A key building block of microwave photonics, optical frequency combs provide hundreds of equidistant and mutually coherent laser lines emitted as ultrashort optical pulses with a stable repetition rate, which can be turned into a microwave carrier upon photodetection.
Publishing their results in Nature Photonics under a paper titled “Photonic microwave generation in the X- and K-band using integrated soliton microcombs”, the EPFL research team led by Tobias J. Kippenberg was able to manufacture silicon nitride waveguides with the lowest loss in any photonic integrated circuit. Using this technology, the generated coherent soliton pulses have repetition rates in both the microwave K- (~20 GHz, used in 5G) and X-band (~10 GHz, used in radars).

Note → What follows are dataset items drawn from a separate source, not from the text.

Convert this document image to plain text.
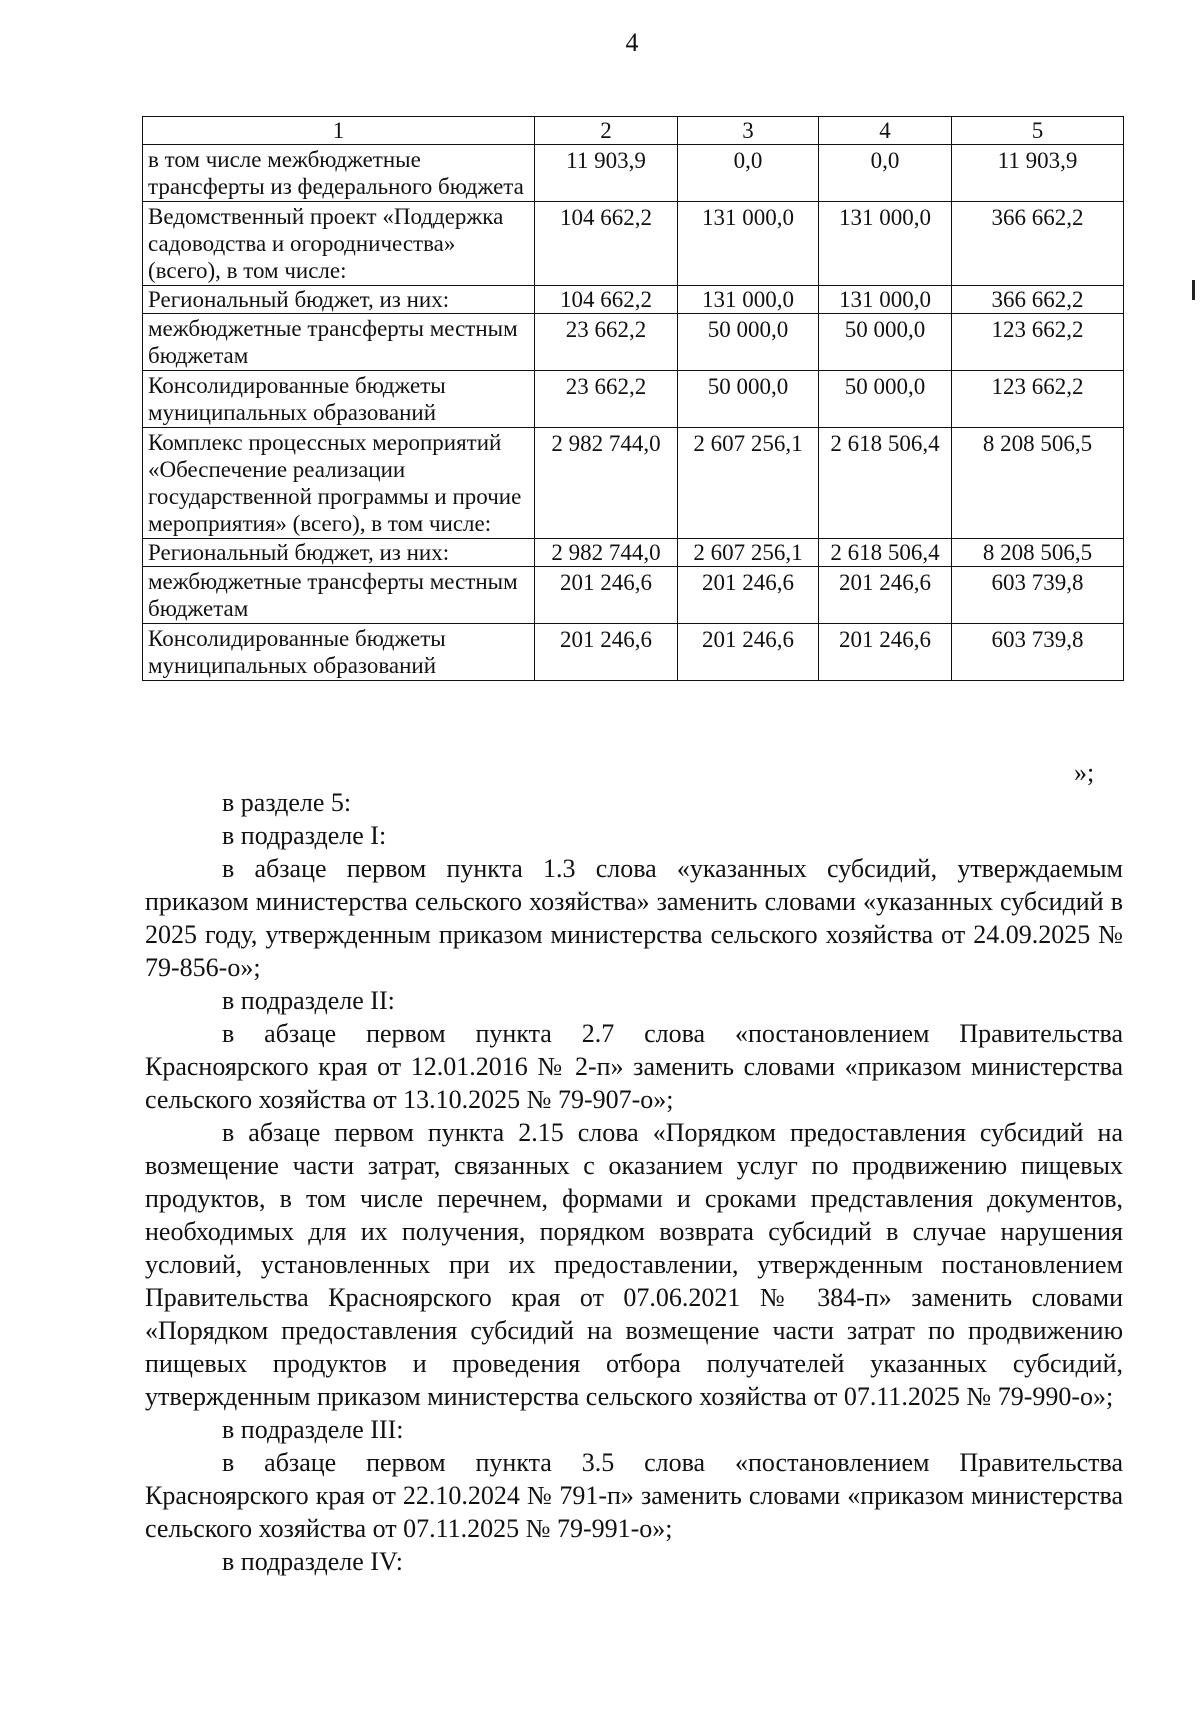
4
1	2	3	4	5
в том числе межбюджетные трансферты из федерального бюджета	11 903,9	0,0	0,0	11 903,9
Ведомственный проект «Поддержка садоводства и огородничества» (всего), в том числе:	104 662,2	131 000,0	131 000,0	366 662,2
Региональный бюджет, из них:	104 662,2	131 000,0	131 000,0	366 662,2
межбюджетные трансферты местным бюджетам	23 662,2	50 000,0	50 000,0	123 662,2
Консолидированные бюджеты муниципальных образований	23 662,2	50 000,0	50 000,0	123 662,2
Комплекс процессных мероприятий «Обеспечение реализации государственной программы и прочие мероприятия» (всего), в том числе:	2 982 744,0	2 607 256,1	2 618 506,4	8 208 506,5
Региональный бюджет, из них:	2 982 744,0	2 607 256,1	2 618 506,4	8 208 506,5
межбюджетные трансферты местным бюджетам	201 246,6	201 246,6	201 246,6	603 739,8
Консолидированные бюджеты муниципальных образований	201 246,6	201 246,6	201 246,6	603 739,8
»;

в разделе 5:

в подразделе I:

в абзаце первом пункта 1.3 слова «указанных субсидий, утверждаемым приказом министерства сельского хозяйства» заменить словами «указанных субсидий в 2025 году, утвержденным приказом министерства сельского хозяйства от 24.09.2025 № 79-856-о»;

в подразделе II:

в абзаце первом пункта 2.7 слова «постановлением Правительства Красноярского края от 12.01.2016 № 2-п» заменить словами «приказом министерства сельского хозяйства от 13.10.2025 № 79-907-о»;

в абзаце первом пункта 2.15 слова «Порядком предоставления субсидий на возмещение части затрат, связанных с оказанием услуг по продвижению пищевых продуктов, в том числе перечнем, формами и сроками представления документов, необходимых для их получения, порядком возврата субсидий в случае нарушения условий, установленных при их предоставлении, утвержденным постановлением Правительства Красноярского края от 07.06.2021 № 384-п» заменить словами «Порядком предоставления субсидий на возмещение части затрат по продвижению пищевых продуктов и проведения отбора получателей указанных субсидий, утвержденным приказом министерства сельского хозяйства от 07.11.2025 № 79-990-о»;

в подразделе III:

в абзаце первом пункта 3.5 слова «постановлением Правительства Красноярского края от 22.10.2024 № 791-п» заменить словами «приказом министерства сельского хозяйства от 07.11.2025 № 79-991-о»;

в подразделе IV:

The resulting microwave signals feature phase noise properties on par with or even lower than commercial electronic microwave synthesizers. The demonstration of integrated soliton microcombs at microwave repetition rates bridges the fields of integrated photonics, nonlinear optics and microwave photonics.
The researchers achieved a level of optical losses low enough to allow light to propagate nearly 1 meter in a waveguide that is only 1 micrometer in diameter. This loss level is still more than three orders of magnitude higher than the value in optical fibers, but represents the lowest loss in any tightly confining waveguide for integrated nonlinear photonics to date, the researchers say.